Abdul Vaheed (mononymously known as "Kamal") is a well-known author in the Rajasthani language.

==Personal life==
He was born on 17 April 1936 in Narsara village of Churu district in Rajasthan. He has a MA and BED from Northwestern Jackson College. He is associated with many organizations like Lok Kala Kendra, Bikaner.
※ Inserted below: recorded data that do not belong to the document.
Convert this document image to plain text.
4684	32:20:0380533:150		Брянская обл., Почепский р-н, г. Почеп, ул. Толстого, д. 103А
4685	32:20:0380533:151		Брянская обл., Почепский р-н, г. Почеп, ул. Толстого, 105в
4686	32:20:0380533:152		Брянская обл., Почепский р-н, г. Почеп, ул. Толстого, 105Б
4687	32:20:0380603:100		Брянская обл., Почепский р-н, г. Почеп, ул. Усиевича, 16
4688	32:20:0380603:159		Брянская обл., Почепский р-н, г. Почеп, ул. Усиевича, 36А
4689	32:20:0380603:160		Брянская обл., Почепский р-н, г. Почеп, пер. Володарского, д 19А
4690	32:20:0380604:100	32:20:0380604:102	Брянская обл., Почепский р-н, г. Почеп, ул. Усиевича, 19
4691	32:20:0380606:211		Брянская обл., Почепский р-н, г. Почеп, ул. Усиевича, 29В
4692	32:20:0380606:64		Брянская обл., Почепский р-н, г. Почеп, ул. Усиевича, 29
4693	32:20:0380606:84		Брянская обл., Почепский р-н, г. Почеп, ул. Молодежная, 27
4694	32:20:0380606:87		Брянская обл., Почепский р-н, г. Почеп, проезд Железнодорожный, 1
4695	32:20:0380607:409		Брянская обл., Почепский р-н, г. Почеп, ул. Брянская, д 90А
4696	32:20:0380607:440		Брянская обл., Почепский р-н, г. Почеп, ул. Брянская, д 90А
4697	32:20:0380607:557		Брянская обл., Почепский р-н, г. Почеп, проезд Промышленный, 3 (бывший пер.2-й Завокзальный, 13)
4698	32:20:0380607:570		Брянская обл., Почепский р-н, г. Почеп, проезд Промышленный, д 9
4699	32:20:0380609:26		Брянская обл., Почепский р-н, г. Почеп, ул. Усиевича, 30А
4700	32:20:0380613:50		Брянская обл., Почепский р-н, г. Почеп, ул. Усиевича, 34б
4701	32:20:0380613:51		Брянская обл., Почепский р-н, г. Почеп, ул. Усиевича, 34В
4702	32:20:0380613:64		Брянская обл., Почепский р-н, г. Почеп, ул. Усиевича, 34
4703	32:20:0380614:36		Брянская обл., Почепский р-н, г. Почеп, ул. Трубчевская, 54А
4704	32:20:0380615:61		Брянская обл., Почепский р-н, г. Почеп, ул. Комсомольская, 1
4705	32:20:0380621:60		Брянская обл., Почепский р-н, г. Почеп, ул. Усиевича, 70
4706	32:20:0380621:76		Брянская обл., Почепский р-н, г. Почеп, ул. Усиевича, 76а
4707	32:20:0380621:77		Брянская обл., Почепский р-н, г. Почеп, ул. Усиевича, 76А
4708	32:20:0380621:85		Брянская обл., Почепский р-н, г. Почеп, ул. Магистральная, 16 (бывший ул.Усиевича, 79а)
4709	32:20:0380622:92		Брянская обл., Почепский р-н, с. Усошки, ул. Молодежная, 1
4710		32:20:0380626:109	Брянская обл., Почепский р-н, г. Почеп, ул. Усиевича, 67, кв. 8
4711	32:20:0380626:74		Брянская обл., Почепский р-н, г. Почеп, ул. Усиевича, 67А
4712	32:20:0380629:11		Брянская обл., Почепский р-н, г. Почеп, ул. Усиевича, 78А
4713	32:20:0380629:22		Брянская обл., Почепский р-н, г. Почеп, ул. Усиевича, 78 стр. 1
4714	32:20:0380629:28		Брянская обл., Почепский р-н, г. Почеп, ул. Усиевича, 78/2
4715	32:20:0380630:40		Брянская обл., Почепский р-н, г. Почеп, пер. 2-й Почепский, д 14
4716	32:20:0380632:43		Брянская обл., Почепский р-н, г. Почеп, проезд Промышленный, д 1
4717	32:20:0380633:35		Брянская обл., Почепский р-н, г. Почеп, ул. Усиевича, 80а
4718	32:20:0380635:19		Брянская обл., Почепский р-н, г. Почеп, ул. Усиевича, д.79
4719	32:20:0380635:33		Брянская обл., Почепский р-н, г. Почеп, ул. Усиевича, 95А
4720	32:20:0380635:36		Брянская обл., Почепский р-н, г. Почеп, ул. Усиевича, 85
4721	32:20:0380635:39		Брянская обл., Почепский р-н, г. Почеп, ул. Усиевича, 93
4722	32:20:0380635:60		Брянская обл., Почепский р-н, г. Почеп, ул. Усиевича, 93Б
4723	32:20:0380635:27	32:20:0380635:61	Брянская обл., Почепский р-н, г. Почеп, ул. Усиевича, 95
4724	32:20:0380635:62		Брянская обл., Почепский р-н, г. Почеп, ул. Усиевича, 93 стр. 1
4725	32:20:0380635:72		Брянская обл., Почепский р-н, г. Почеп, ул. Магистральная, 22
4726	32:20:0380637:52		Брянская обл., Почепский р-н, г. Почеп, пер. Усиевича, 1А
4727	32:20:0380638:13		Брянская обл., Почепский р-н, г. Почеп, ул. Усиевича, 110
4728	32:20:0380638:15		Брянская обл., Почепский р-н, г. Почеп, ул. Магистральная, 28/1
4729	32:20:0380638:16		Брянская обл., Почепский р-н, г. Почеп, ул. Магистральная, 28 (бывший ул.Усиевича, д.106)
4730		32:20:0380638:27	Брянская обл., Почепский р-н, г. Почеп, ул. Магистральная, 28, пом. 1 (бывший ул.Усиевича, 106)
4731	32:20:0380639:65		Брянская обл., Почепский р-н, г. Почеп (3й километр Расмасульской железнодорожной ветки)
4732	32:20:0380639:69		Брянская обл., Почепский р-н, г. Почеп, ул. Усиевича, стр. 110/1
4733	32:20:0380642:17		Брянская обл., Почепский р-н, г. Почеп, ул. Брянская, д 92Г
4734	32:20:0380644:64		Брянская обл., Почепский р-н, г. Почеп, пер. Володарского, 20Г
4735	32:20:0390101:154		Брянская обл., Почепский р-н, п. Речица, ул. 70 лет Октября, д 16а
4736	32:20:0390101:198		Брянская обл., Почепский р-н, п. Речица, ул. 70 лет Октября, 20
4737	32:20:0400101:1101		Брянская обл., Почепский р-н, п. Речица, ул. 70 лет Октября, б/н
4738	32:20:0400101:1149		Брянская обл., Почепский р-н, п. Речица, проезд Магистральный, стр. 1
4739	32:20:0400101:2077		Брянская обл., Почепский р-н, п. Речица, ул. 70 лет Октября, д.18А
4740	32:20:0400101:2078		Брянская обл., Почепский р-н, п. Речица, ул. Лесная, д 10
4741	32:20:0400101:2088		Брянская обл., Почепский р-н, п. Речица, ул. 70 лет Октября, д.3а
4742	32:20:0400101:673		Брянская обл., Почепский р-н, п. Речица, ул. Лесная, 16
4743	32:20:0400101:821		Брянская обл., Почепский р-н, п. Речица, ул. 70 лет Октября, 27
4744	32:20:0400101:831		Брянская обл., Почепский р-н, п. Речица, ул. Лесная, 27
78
He currently works in the education field.

==Works==
In Rajasthani he wrote "Ukalti Dharti, Uphanto Abhoo" (Poetry), "Gali Ra Ladesar" (Rajasthani Novel for Children), "Tu Jani Ka Main Jani"(Rajathani Drama), "Gharanoo" Rajasthani Novel [Sahitya Akademi Awarded], "Howde Re Dhoro" (Rajasthani Novel for Children), "Rupali" (Rajasthani Novel), etc. while in Hindi he has written Desh ka Sipahi and Thandi Mitti, as well as Char Kot (Hindi Drama).

==Awards==
He was awarded the Sahitya Akademi Award in 2001 for his Rajasthani novel Gharano, envisaging a harmony among different religions. The central plot element of the novel is the killing of a newborn girl in the feudal arrangement of Rajasthani society.

He has also won the Rajasthani Bhasha Sahitya Sanskriti Academy, Nehru Bal Sahitya Puraskar, Shivchand Bharatiya Puraskar, Mahendra Jajodiya Sahitya Puraskar and Allahajilaibal Mand Sansthan awards.